I suspect there is one or two intermediate steps to arrive at that solution, that you are able to leap straight past thanks to running across the problem many times before. For a newcomer, though, it leaves a mystery.

If you could elaborate on how this works within the chapter, that would be very helpful!

triska commented 5 years ago

Thank you for this highly appropriate suggestion! The basis for this step is found in the important concept of list differences.

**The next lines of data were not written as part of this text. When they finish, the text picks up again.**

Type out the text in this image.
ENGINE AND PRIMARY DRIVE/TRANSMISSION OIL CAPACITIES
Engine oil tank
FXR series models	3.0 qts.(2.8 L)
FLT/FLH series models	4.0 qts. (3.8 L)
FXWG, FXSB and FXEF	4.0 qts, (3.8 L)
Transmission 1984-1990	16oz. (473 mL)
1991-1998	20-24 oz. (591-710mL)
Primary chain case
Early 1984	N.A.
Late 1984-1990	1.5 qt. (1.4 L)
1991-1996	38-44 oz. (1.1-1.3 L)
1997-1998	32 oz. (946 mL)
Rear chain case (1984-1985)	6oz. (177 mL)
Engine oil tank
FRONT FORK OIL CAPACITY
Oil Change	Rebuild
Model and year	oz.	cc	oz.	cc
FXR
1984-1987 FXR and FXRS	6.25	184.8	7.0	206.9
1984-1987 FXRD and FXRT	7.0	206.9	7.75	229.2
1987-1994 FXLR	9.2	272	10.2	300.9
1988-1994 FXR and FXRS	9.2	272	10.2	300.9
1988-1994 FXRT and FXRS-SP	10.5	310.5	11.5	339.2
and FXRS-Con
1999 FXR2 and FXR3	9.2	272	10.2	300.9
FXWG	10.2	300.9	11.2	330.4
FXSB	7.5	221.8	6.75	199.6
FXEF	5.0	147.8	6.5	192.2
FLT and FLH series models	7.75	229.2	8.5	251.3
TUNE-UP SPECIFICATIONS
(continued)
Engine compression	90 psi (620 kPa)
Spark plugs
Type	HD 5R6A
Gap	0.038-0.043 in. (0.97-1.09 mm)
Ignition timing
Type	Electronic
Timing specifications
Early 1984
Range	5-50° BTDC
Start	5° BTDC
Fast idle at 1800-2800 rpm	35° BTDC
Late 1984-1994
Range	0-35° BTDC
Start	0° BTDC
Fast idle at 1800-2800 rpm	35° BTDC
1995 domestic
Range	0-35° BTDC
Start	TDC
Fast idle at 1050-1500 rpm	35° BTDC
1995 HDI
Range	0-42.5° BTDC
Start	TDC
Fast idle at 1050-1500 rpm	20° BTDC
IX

This was so far only briefly mentioned, and I have now added several new paragraphs about it, please have a look:

https://www.metalevel.at/prolog/dcg#leftrecursion

What do you think, does it help?

jeremy-w commented 5 years ago

Yes, it does. I had to read and think on it a bit, but I could follow along. I think this specific example was especially helpful:

We can interpret the difference of these lists as describing the list of elements that are consumed by the first recursive invocation of tree_nodes//3 in this example.

Explaining it to myself, I see the two args as, arg 1 “you have this much list to work with”, arg 2 “and you left this much unused”. Then the flow from the first recursive call to the second makes sense as parceling out the overall list.

I appreciated the further words on list differences vs difference lists. The clarifications throughout the book on what constitutes modern Prolog vs legacy Prolog have been a big help in understanding what Prolog can do today.

triska commented 5 years ago

Explaining it to myself, I see the two args as, arg 1 “you have this much list to work with”, arg 2 “and you left this much unused”

Yes, this is applicable in this case, since it assumes the list is given when the rule is invoked and this is indeed the main point of the example. However, this wording would not completely do justice to the versatility of the actual relation, which also works if the list is not specified in any way. In that case, it yields the number of tokens that are needed for this rule to apply. I am always striving for formulations that encompass all possible usage modes, and so I have worded this in such a way that both cases are subsumed, even though one direction is emphasized much more strongly.

Thank you very much for your kind feedback and for this suggestion!

triska commented 5 years ago

I have created a small video to explain list differences in more detail, please have a look:

https://www.metalevel.at/prolog/videos/list_differences

It's work in progress... however, I hope you find it useful!